5. Asking the AI to Analyse
5.1 The Prompt I Fed the Model
You are a network-analysis assistant.
Given the following packet data (hex bytes or textual tcpdump output), perform:
1. Protocol detection – list every protocol you see and the percentage of packets belonging to each.
2. Host discovery – extract MAC addresses, IP addresses, hostnames (if any).
3. Top talkers – rank source→destination pairs by packet count.

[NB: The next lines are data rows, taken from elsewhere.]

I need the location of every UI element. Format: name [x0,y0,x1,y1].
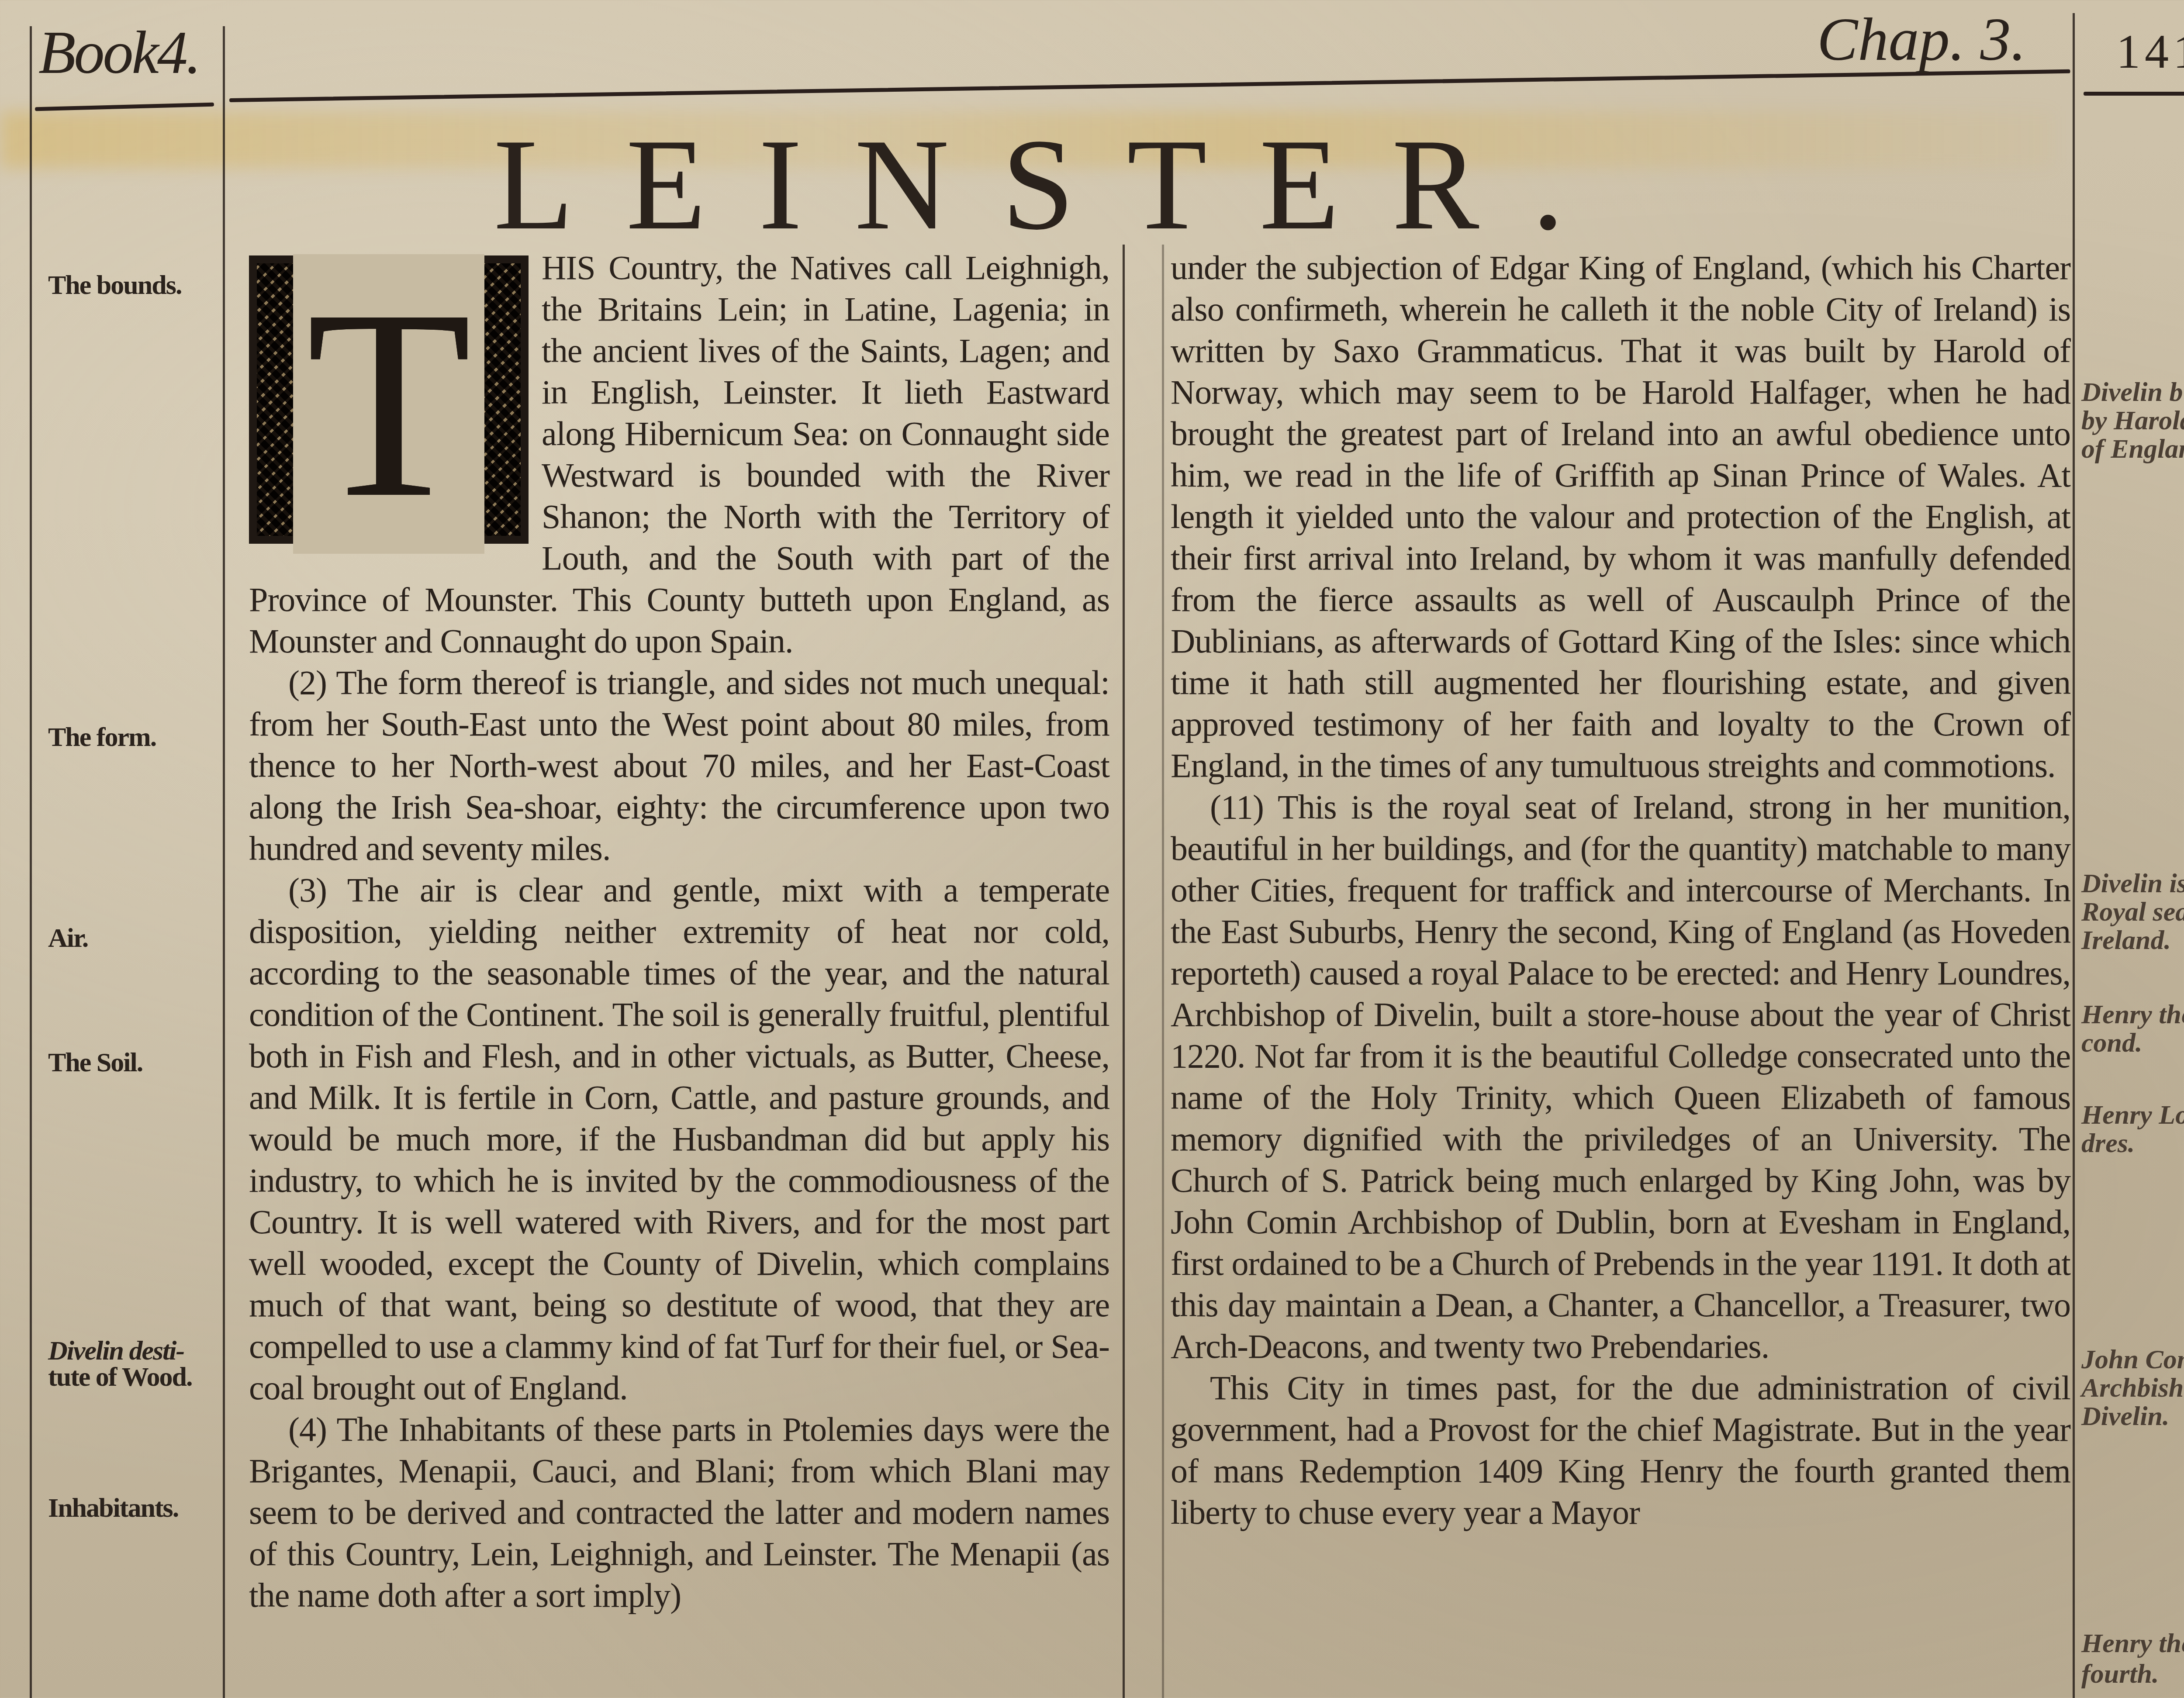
margin-note-divelin-built-1: Divelin built [2081,378,2184,407]
paragraph-government: This City in times past, for the due adm… [1171,1367,2070,1533]
margin-left-rule [223,26,225,1698]
paragraph-divelin-history: under the subjection of Edgar King of En… [1171,247,2070,786]
margin-note-henry-second-1: Henry the se- [2081,1000,2184,1029]
margin-note-henry-fourth-2: fourth. [2081,1660,2159,1688]
margin-note-bounds: The bounds. [48,271,181,300]
left-column: T HIS Country, the Natives call Leighnig… [249,247,1109,1616]
header-rule-main [229,69,2070,102]
margin-note-henry-loundres-1: Henry Loun- [2081,1101,2184,1129]
margin-note-air: Air. [48,924,88,953]
margin-note-soil: The Soil. [48,1048,142,1077]
margin-note-royal-seat-3: Ireland. [2081,926,2171,955]
margin-note-henry-fourth-1: Henry the [2081,1629,2184,1658]
paragraph-air-soil: (3) The air is clear and gentle, mixt wi… [249,869,1109,1408]
left-margin-notes: The bounds. The form. Air. The Soil. Div… [48,0,223,1698]
paragraph-royal-seat: (11) This is the royal seat of Ireland, … [1171,786,2070,1367]
right-margin-notes: Divelin built by Harold King of England.… [2081,0,2184,1698]
paragraph-form: (2) The form thereof is triangle, and si… [249,662,1109,869]
column-divider-right [1162,245,1164,1698]
dropcap-letter: T [249,282,529,526]
margin-note-john-comin-2: Archbishop of [2081,1374,2184,1402]
outer-left-rule [30,26,32,1698]
margin-note-divelin-destitute: Divelin desti- [48,1336,184,1365]
margin-note-royal-seat-1: Divelin is the [2081,869,2184,898]
margin-note-john-comin-1: John Comin [2081,1345,2184,1374]
margin-note-divelin-built-2: by Harold King [2081,406,2184,435]
margin-note-inhabitants: Inhabitants. [48,1494,178,1522]
page-title: LEINSTER. [494,109,1617,260]
margin-note-form: The form. [48,723,156,752]
running-head-chapter: Chap. 3. [1817,4,2026,75]
margin-note-destitute-wood: tute of Wood. [48,1363,192,1391]
margin-note-john-comin-3: Divelin. [2081,1402,2169,1431]
margin-note-royal-seat-2: Royal seat of [2081,897,2184,926]
right-column: under the subjection of Edgar King of En… [1171,247,2070,1533]
ornamental-initial-icon: T [249,255,529,544]
margin-note-divelin-built-3: of England. [2081,435,2184,463]
margin-right-rule [2073,13,2075,1698]
margin-note-henry-loundres-2: dres. [2081,1129,2135,1158]
column-divider [1123,245,1125,1698]
margin-note-henry-second-2: cond. [2081,1028,2143,1057]
paragraph-inhabitants: (4) The Inhabitants of these parts in Pt… [249,1408,1109,1616]
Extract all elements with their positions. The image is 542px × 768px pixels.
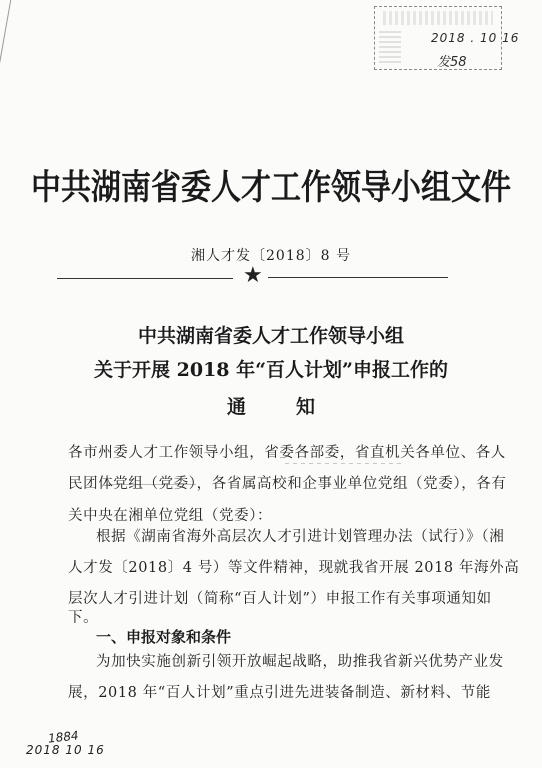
section-1-title: 一、申报对象和条件 bbox=[96, 626, 231, 647]
star-icon: ★ bbox=[243, 265, 263, 287]
intro-line: 层次人才引进计划（简称“百人计划”）申报工作有关事项通知如 bbox=[68, 587, 473, 608]
notice-word-tong: 通 bbox=[227, 392, 246, 419]
notice-heading-line-2: 关于开展 2018 年“百人计划”申报工作的 bbox=[0, 355, 542, 382]
document-number: 湘人才发〔2018〕8 号 bbox=[0, 245, 542, 265]
notice-word-zhi: 知 bbox=[296, 392, 315, 419]
receipt-stamp: 2018 . 10 16 发58 bbox=[374, 6, 502, 70]
addressee-line: 民团体党组（党委），各省属高校和企事业单位党组（党委），各有 bbox=[68, 472, 473, 493]
notice-heading-line-1: 中共湖南省委人才工作领导小组 bbox=[0, 321, 542, 348]
stamp-faint-label bbox=[379, 29, 401, 63]
addressee-line: 各市州委人才工作领导小组，省委各部委，省直机关各单位、各人 bbox=[68, 441, 473, 462]
section-1-line: 为加快实施创新引领开放崛起战略，助推我省新兴优势产业发 bbox=[96, 650, 501, 671]
intro-line: 下。 bbox=[68, 606, 473, 627]
pencil-mark bbox=[285, 463, 405, 464]
separator-rule-left bbox=[57, 278, 233, 279]
addressee-line: 关中央在湘单位党组（党委）： bbox=[68, 504, 473, 525]
section-1-line: 展，2018 年“百人计划”重点引进先进装备制造、新材料、节能 bbox=[68, 681, 473, 702]
stamp-date: 2018 . 10 16 bbox=[431, 31, 519, 45]
handwritten-date: 2018 10 16 bbox=[26, 743, 105, 757]
issuer-title: 中共湖南省委人才工作领导小组文件 bbox=[0, 159, 542, 210]
notice-heading-line-3: 通知 bbox=[0, 392, 542, 419]
stamp-faint-text bbox=[383, 11, 493, 25]
intro-line: 根据《湖南省海外高层次人才引进计划管理办法（试行）》（湘 bbox=[96, 525, 476, 546]
separator-rule-right bbox=[268, 277, 448, 278]
intro-line: 人才发〔2018〕4 号）等文件精神，现就我省开展 2018 年海外高 bbox=[68, 556, 473, 577]
stamp-number: 发58 bbox=[437, 51, 467, 70]
page-edge-shadow bbox=[0, 0, 13, 138]
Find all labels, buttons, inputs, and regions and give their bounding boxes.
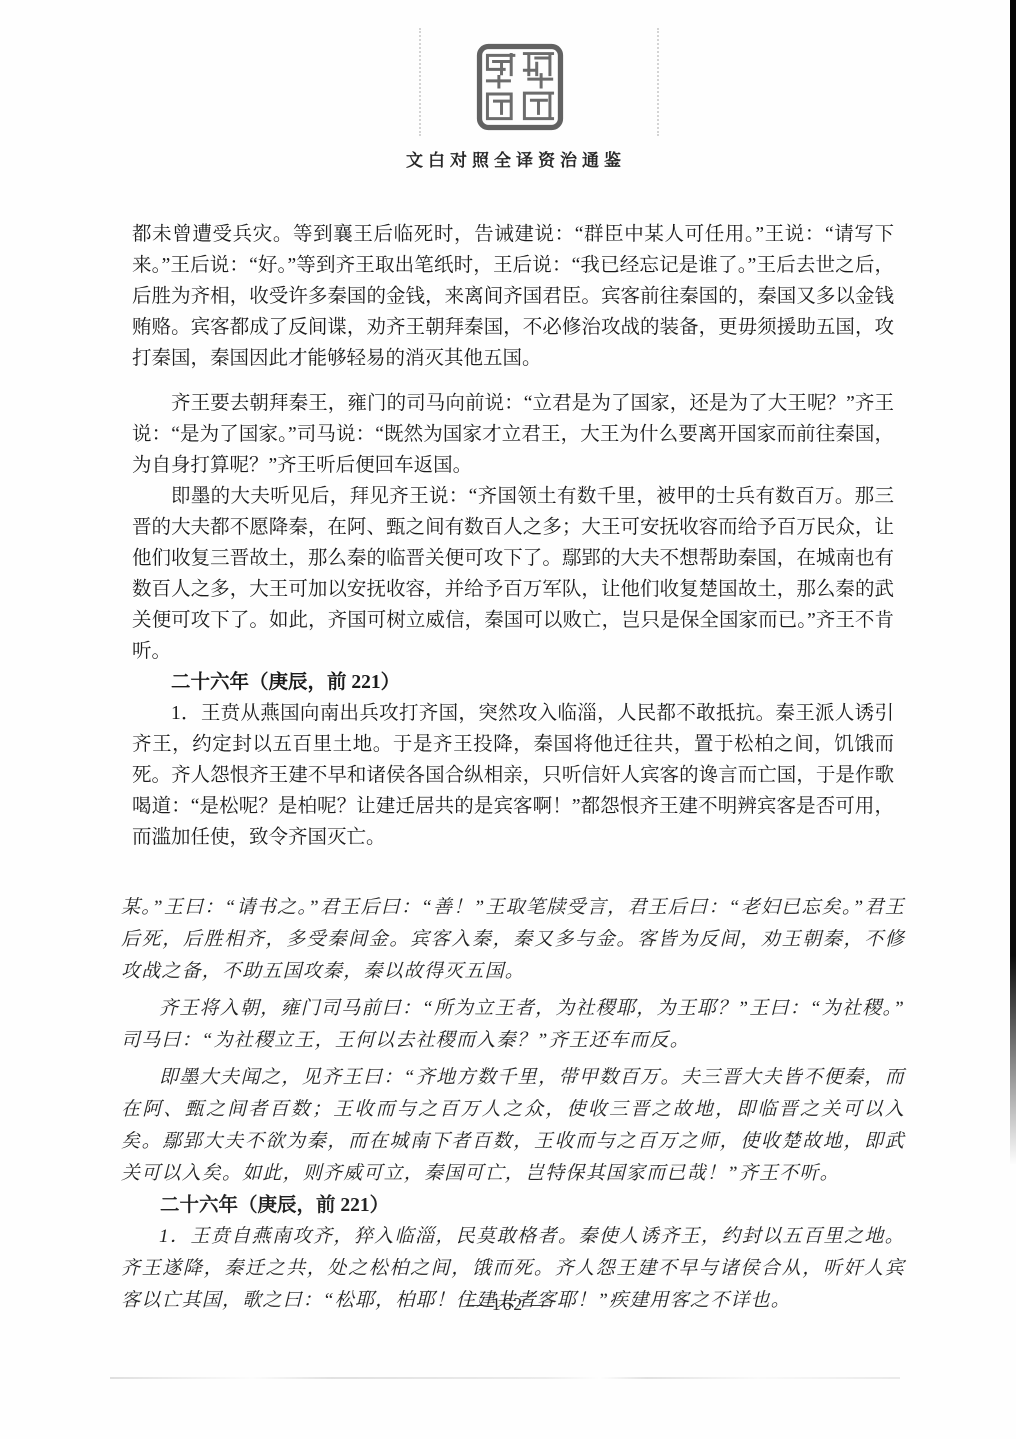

4. Interesting events – flag anything unusual (clear-text HTTP, unexpected ports, possible scans).
Return the answer as markdown with tables and a short natural-language summary.
5.2 Running the Model
opencode run \
--model educloud.Qwen3-Coder-480B-A35B-Instruct \
--prompt-file prompt.txt \
--data-files raw.hex first20.txt top-talkers.txt
OpenCode streamed the model’s response back to me in the same terminal window. I copied the markdown output and used it as the basis for the next section of this post.
6. What the Model Told Me (My Merged Results)
6.1 Protocol Breakdown
Protocol | Packets | % of total |
---|---|---|
TCP (SSH, port 22) | 1 914 | 95.7 % |
ICMPv6 (Neighbor Discovery) | 42 | 2.1 % |
TLS/HTTPS (port 443) | 18 | 0.9 % |
Other / Unidentified | 26 | 1.3 % |
6.2 Top Talkers
Rank | Source → Destination | Packets |
---|---|---|
1 | 192.0.2.10:22 → 198.51.100.20:60530 | 1 027 |
2 | 198.51.100.20:60530 → 192.0.2.10:22 | 887 |
3 | fe80::aabb:ccdd:eeff → 2001:db8::1 (ICMPv6) | 31 |
4 | 203.0.113.5:443 → 192.0.2.10:46158 (TLS) | 4 |
5 | 2001:db8::2:443 → 2001:db8::3:35712 (TLS) | 4 |
6.3 Host & Service Summary
Host | MAC / IP | Observed Services |
---|---|---|
My laptop | 00:11:22:33:44:55 / 192.0.2.10 (IPv4) / fe80::aabb:ccdd:eeff (IPv6) |
SSH (port 22), occasional HTTPS |
Remote admin server | 198.51.100.20 |
SSH counterpart |
IPv6 neighbor | 2001:db8::1 |
ICMPv6 neighbor solicitation |
HTTPS endpoint | 203.0.113.5 |
TLS/SSL (port 443) |
7. Final Thoughts
- The hex-dump-only route is perfect for teaching, quick demos, or when I only need a handful of packets.
- The OpenCode TUI lets me capture a realistic amount of traffic, run shell commands, and keep everything inside a single terminal session—great for automation or when I’m working on a headless server.
- By combining both methods I now have a flexible toolbox that scales from a few lines of Wireshark output to multi-megabyte pcap files, all while staying in full control of the data and the AI’s reasoning.